The Leave It To Beaver family model is, for better or worse, a thing of the past. Over the past sixty years, as cultural norms have become more liberalized, family structures have changed as well, giving rise to a plethora of new household types. Even over the past decade or so, these changes have been quite remarkable, as borne out by the results of the 2010 census. Between 2000 and 2010, for example, there was a 28% increase in American households headed by interracial couples; a 30% increase in multi-generational households (that is, those with three or more generations of a family living together under the same roof); a 39% increase in households headed by unmarried opposite sex couples (57.5% of which reported incomes of $50,000 or higher); and a stunning 80% increase in households headed by same sex couples (55.7% of which reported incomes of $75,000 or higher).

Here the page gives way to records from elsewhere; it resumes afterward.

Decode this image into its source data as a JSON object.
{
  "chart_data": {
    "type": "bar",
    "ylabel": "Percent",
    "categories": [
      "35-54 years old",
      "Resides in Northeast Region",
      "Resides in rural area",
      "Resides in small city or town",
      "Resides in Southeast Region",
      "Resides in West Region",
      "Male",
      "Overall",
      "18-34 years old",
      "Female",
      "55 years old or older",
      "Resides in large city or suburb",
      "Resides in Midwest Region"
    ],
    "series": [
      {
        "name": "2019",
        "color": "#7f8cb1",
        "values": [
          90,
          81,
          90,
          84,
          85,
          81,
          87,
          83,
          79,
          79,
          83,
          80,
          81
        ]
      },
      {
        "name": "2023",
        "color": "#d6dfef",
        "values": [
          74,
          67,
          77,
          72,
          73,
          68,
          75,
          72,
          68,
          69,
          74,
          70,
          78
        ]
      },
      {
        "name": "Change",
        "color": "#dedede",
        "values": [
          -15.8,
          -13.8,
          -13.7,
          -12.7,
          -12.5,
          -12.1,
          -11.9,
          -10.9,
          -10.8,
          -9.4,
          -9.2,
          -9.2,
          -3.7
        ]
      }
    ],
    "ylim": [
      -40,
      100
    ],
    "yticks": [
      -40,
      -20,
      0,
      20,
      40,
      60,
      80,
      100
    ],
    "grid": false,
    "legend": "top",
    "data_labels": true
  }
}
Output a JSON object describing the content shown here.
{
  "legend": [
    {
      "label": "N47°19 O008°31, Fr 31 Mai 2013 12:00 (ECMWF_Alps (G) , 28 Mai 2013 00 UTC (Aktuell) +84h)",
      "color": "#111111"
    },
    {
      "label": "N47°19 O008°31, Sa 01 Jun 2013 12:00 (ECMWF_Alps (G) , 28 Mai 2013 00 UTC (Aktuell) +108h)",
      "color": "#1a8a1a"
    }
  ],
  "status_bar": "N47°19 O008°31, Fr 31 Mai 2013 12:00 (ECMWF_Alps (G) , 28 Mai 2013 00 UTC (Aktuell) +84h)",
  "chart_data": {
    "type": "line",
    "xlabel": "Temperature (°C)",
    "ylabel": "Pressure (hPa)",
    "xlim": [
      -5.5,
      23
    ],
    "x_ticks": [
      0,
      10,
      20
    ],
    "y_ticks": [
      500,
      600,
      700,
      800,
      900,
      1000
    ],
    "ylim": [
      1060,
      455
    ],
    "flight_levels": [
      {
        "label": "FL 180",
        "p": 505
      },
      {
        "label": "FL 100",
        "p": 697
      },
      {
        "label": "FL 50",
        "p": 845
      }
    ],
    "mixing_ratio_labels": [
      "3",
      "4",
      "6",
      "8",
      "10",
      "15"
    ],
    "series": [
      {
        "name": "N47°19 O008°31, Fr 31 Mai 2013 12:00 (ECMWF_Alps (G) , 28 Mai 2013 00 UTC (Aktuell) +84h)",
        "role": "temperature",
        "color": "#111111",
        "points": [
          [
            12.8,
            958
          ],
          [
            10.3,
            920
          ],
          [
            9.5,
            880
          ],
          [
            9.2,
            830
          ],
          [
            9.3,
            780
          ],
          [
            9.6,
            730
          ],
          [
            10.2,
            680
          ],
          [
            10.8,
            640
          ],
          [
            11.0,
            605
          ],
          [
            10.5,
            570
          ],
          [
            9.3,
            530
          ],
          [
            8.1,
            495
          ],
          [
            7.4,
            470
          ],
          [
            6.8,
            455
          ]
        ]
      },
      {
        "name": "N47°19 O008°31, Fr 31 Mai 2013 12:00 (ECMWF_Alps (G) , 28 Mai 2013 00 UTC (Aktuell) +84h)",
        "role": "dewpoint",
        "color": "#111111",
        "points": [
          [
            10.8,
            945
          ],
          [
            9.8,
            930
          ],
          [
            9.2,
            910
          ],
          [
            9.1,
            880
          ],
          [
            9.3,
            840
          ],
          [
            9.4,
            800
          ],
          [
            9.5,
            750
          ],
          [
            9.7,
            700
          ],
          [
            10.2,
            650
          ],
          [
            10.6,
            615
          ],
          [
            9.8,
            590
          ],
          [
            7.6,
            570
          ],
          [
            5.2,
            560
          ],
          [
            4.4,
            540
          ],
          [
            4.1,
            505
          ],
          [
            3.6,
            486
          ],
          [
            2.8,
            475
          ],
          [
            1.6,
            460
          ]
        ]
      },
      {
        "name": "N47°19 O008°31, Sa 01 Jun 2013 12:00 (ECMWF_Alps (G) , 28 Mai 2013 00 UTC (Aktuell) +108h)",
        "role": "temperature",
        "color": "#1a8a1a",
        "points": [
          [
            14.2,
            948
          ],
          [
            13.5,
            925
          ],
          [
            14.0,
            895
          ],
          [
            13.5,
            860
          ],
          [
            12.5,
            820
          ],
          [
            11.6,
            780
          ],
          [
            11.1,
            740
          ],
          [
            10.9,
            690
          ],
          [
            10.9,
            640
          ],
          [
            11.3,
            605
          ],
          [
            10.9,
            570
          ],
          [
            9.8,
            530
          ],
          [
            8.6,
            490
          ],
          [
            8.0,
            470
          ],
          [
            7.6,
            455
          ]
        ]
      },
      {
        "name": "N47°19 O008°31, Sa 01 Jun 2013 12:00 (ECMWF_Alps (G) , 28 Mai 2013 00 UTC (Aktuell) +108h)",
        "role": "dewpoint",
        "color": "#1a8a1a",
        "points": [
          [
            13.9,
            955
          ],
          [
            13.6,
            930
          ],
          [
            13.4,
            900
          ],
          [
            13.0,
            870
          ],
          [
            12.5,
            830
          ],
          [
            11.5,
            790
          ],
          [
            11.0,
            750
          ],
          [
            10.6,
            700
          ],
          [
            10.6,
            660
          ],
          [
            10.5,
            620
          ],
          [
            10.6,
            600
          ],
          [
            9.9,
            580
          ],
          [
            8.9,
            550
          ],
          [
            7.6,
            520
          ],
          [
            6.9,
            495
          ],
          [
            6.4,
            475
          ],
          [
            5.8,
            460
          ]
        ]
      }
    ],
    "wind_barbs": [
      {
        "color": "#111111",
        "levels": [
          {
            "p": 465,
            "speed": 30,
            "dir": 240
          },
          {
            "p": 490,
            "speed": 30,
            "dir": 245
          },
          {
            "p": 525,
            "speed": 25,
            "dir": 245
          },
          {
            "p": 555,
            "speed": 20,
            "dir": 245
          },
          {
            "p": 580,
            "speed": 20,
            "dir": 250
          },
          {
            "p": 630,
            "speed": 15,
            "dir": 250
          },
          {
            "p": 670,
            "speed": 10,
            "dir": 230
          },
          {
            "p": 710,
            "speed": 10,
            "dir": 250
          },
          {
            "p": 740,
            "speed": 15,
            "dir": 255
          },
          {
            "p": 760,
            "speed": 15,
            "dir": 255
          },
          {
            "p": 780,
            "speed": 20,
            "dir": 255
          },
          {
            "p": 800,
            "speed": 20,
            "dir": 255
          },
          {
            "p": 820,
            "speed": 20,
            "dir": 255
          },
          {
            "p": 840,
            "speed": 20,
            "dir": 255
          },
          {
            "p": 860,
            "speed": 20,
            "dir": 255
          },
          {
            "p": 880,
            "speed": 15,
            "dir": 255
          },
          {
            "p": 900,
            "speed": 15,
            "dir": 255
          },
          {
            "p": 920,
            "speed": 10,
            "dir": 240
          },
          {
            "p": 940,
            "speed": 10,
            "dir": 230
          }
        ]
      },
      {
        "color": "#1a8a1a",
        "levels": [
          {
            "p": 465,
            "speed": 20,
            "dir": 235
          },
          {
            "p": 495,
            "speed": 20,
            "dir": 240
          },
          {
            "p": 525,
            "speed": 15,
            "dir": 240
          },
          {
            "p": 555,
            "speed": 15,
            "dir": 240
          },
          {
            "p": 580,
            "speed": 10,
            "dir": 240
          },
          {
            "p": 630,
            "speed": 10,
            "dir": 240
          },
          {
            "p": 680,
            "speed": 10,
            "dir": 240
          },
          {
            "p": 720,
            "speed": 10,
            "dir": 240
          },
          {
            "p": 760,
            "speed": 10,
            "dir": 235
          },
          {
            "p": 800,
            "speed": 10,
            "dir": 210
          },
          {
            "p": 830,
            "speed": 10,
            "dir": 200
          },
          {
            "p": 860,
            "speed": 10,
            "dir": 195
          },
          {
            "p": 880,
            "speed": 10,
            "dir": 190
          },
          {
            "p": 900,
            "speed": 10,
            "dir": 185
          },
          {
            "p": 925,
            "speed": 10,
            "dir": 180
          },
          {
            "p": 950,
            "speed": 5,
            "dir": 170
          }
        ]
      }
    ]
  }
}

As marketers, it is incumbent upon us to realize that we are no longer attempting to sell goods to the stay-at-home wife with her 3.7 children (who, if June Cleaver is any indication, thought it was practical to cook in heels!), but instead must reach out to such “non-traditional” consumers as the stay-at-home dad (or dads), the semi-retired grandparent, and the single, unwed working mom. Successful companies will adapt their messaging to appeal to these and other emerging demographic categories, thereby capturing the brand loyalty of the next generation of consumer. Stated differently, the new normal in America is the Modern Family– a fact that we, as marketers, simply can not choose to ignore.
Macy’s is an excellent example of an organization expanding its marketing message to reach and resonate with the ever-evolving modern family unit. For example, for Father’s Day, Macy’s has executed an advertisement campaign on Chicago’s subway system featuring father-son models of diverse racial backgrounds, reflecting the increase in multiracial families in America. The company has also stated a “Pride & Joy Nationwide” initiative and, in recognition of LGBT Pride Month, participates in parades and festivals throughout the country. By undertaking these initiatives, Macy’s has broadened its marketing strategy to directly appeal to two growing segments of the modern American family, wanting customers not only see themselves represented in the company’s promotional materials, but also to feel supported by the company’s culture as a whole.
J.C. Penney is also doing a noteworthy job of adapting its marketing campaigns to account for the new normal in American family life. In May, in recognition of Mother’s Day, J.C. Penney featured a real-life lesbian couple and their children in its catalogue. When this resulted in complaints from traditionalists still wed to the outdated Leave It To Beaver norm, the company issued the following non-apologetic statement: “As J.C. Penney focuses on becoming America’s favorite store, we want to be a store for all Americans. In celebration of Mother’s Day, we’re proud that our May book honors women from diverse backgrounds who all share the heartwarming experience of motherhood.” The company subsequently featuring another same-sex couple and their children in its June catalogue, in recognition of Father’s Day. J.C. Penney understands that households headed by same-sex couples are the wave of the future, and that, notwithstanding the retrograde opposition of some traditionalists, it must appeal to this new customer base if the company is to continue to thrive.
In short, the American family has changed, and companies must recognize this fact when designing and implementing their advertising campaigns, because engaging the diversity of modern-day America will be key to successfully capturing the brand loyalty of emerging demographic segments of the population. Just as we now no longer think it is normal to cook in heels, we must also recognize that it is no longer appropriate to market our products exclusively to the stay-at-home homemaker.
Do you feel your modern family isn’t being portrayed in the advertising world? What ways do you think brands could better reach the diverse, progressive consumer of today?